Asile et renvoi | Asile et renvoi; décision de l'ODM du 22 septembre...

Volltext

Bundesverwaltungsgericht Tribunal administratif fédéral Tribunale amministrativo federale Tribunal administrativ federal Cour V E-6685/2009/wan {T 0/2} Arrêt du 17 décembre 2010 Composition Maurice Brodard (président du collège), Jean-Pierre Monnet, Christa Luterbacher, juges, Edouard Iselin, greffier. Parties A._______, né le (…), Pakistan, représenté par Me Philippe Zimmermann, avocat, (…), recourant, contre Office fédéral des migrations (ODM), Quellenweg 6, 3003 Berne, autorité inférieure. Objet Asile et renvoi ; Décision de l'ODM du 22 septembre 2009 / (…).

E-6685/2009 Page 2 Faits : L'intéressé a déposé une demande d'asile en Suisse le 31 janvier 2008. Entendu sommairement le 7 février 2008, ainsi que sur ses motifs d'asile le 21 mai 2008, le requérant a indiqué être un ressortissant pakistanais d'ethnie (…) et avoir vécu (…) près de B._______ ([…] du Penjab).

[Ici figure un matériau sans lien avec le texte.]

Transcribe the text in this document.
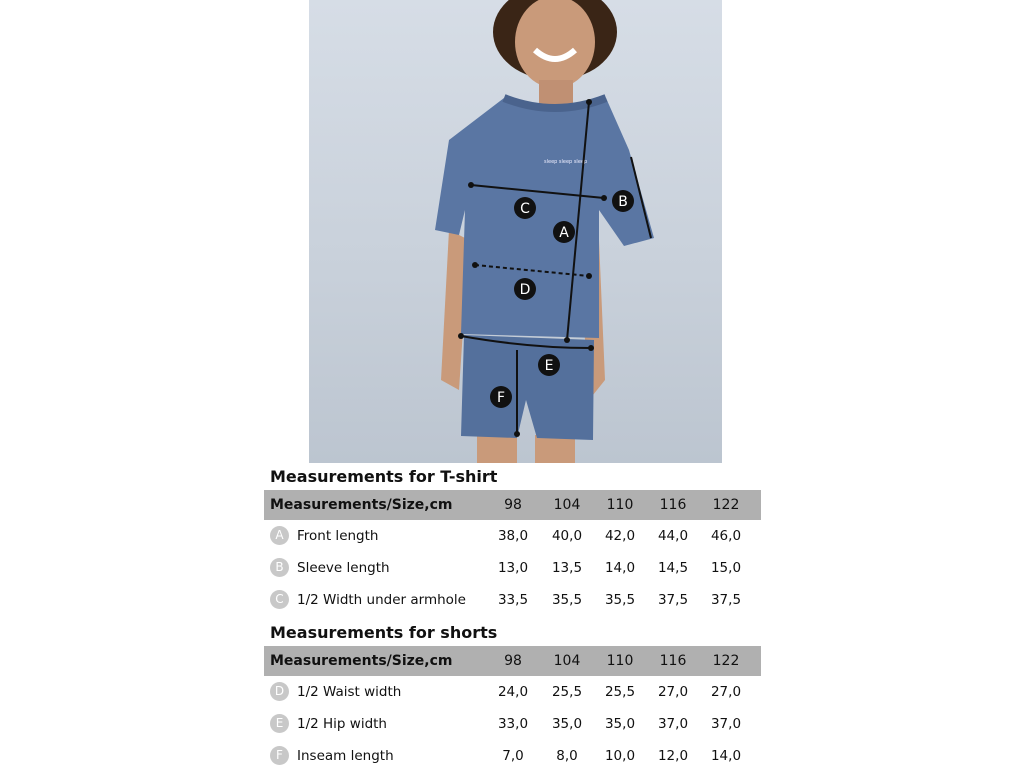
sleep sleep sleep
C	B
A
D
E
F
Measurements for T-shirt
Measurements/Size,cm	98	104	110	116	122
A Front length	38,0	40,0	42,0	44,0	46,0
B Sleeve length	13,0	13,5	14,0	14,5	15,0
C 1/2 Width under armhole	33,5	35,5	35,5	37,5	37,5
Measurements for shorts
Measurements/Size,cm	98	104	110	116	122
D 1/2 Waist width	24,0	25,5	25,5	27,0	27,0
E	1/2 Hip width	33,0	35,0	35,0	37,0	37,0
F	Inseam length	7,0	8,0	10,0	12,0	14,0
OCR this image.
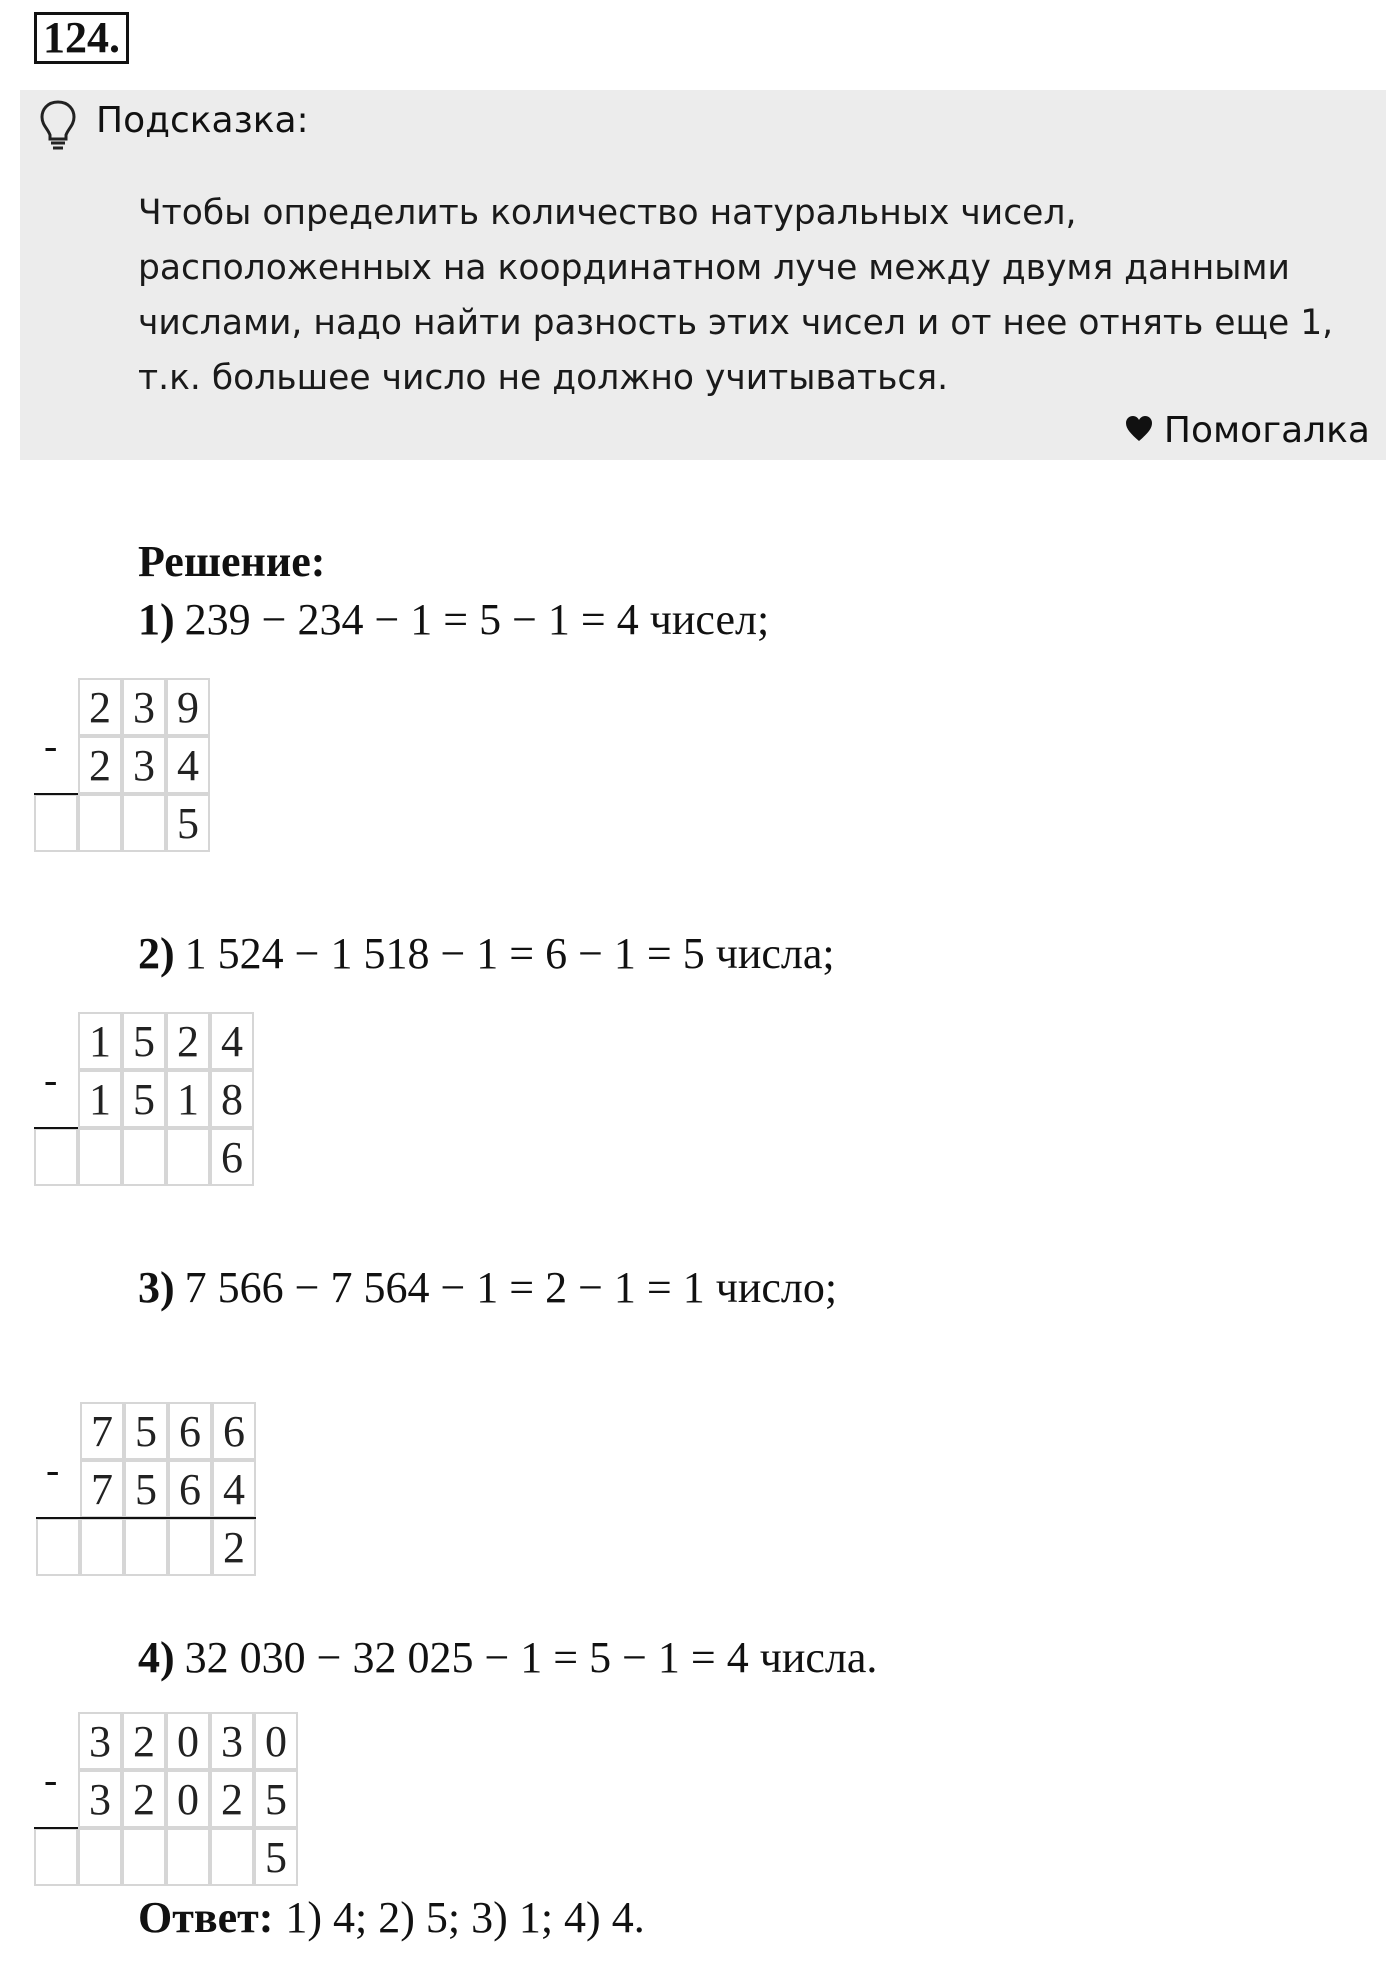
124.
Подсказка:
Чтобы определить количество натуральных чисел,
расположенных на координатном луче между двумя данными
числами, надо найти разность этих чисел и от нее отнять еще 1,
т.к. большее число не должно учитываться.
Помогалка
Решение:
1) 239 − 234 − 1 = 5 − 1 = 4 чисел;
2) 1 524 − 1 518 − 1 = 6 − 1 = 5 числа;
3) 7 566 − 7 564 − 1 = 2 − 1 = 1 число;
4) 32 030 − 32 025 − 1 = 5 − 1 = 4 числа.
-
2 3 9
2 3 4
5
-
1 5 2 4
1 5 1 8
6
-
7 5 6 6
7 5 6 4
2
-
3 2 0 3 0
3 2 0 2 5
5
Ответ: 1) 4; 2) 5; 3) 1; 4) 4.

Il a en outre déclaré être fermier (…). S'agissant de ses motifs d'asile, l'intéressé a déclaré avoir œuvré pour le parti du peuple pakistanais (ciaprès, PPP). Il aurait participé à une manifestation du 27 décembre 2007, suite à la mort de Benazir Bhutto, durant laquelle plusieurs banques, de même qu'un bureau de la Ligue musulmane (ci-après, LM), auraient été incendiés. Niant être impliqué dans ces déprédations, le requérant a déclaré avoir appris de son cousin qu'il faisait partie des personnes recherchées figurant sur une liste établie par la police et contre lesquelles des membres de la LM avaient déposé plainte. Trois jours après cette émeute, la police aurait débarqué au domicile de l'intéressé afin de l'appréhender et il se serait alors enfui. Quant à son père, aussi membre du PPP, mais n'ayant pas participé à la manifestation précitée, celui-ci aurait été arrêté, puis emprisonné pendant quelques jours avant d'être libéré grâce au cousin précité. Le requérant a par ailleurs indiqué que ses proches avaient dû quitter le domicile familial après qu'il se fût enfui. Il se serait ensuite réfugié, ainsi que les autres membres de sa famille, chez un oncle résidant à C._______ ([…]). Il y serait resté deux jours avant de se rendre à D._______, où il aurait séjourné pendant dix jours dans un hôtel dont il ignorerait le nom. Le 26 janvier 2008, le requérant, muni d'un passeport d'emprunt pakistanais remis par un passeur, aurait quitté l'aéroport de D._______ par un vol à destination d'E.________. Il serait arrivé le lendemain à Genève. L'intéressé a aussi indiqué avoir été contrôlé lors de son débarquement et avoir passé le postefrontière sans encombre, avant de remettre son document de voyage à une personne qui travaillait pour ledit passeur. Par décision du 22 septembre 2009, l'ODM a dénié la qualité de réfugié au requérant et lui a refusé l'asile, au motif que ses allégations ne satisfaisaient pas aux exigences posées par les art. 3 et 7 de la loi du 26 juin 1998 sur l’asile (LAsi, RS 142.31). Il a aussi prononcé son renvoi ainsi que l'exécution de cette mesure, la jugeant licite, possible et raisonnablement exigible.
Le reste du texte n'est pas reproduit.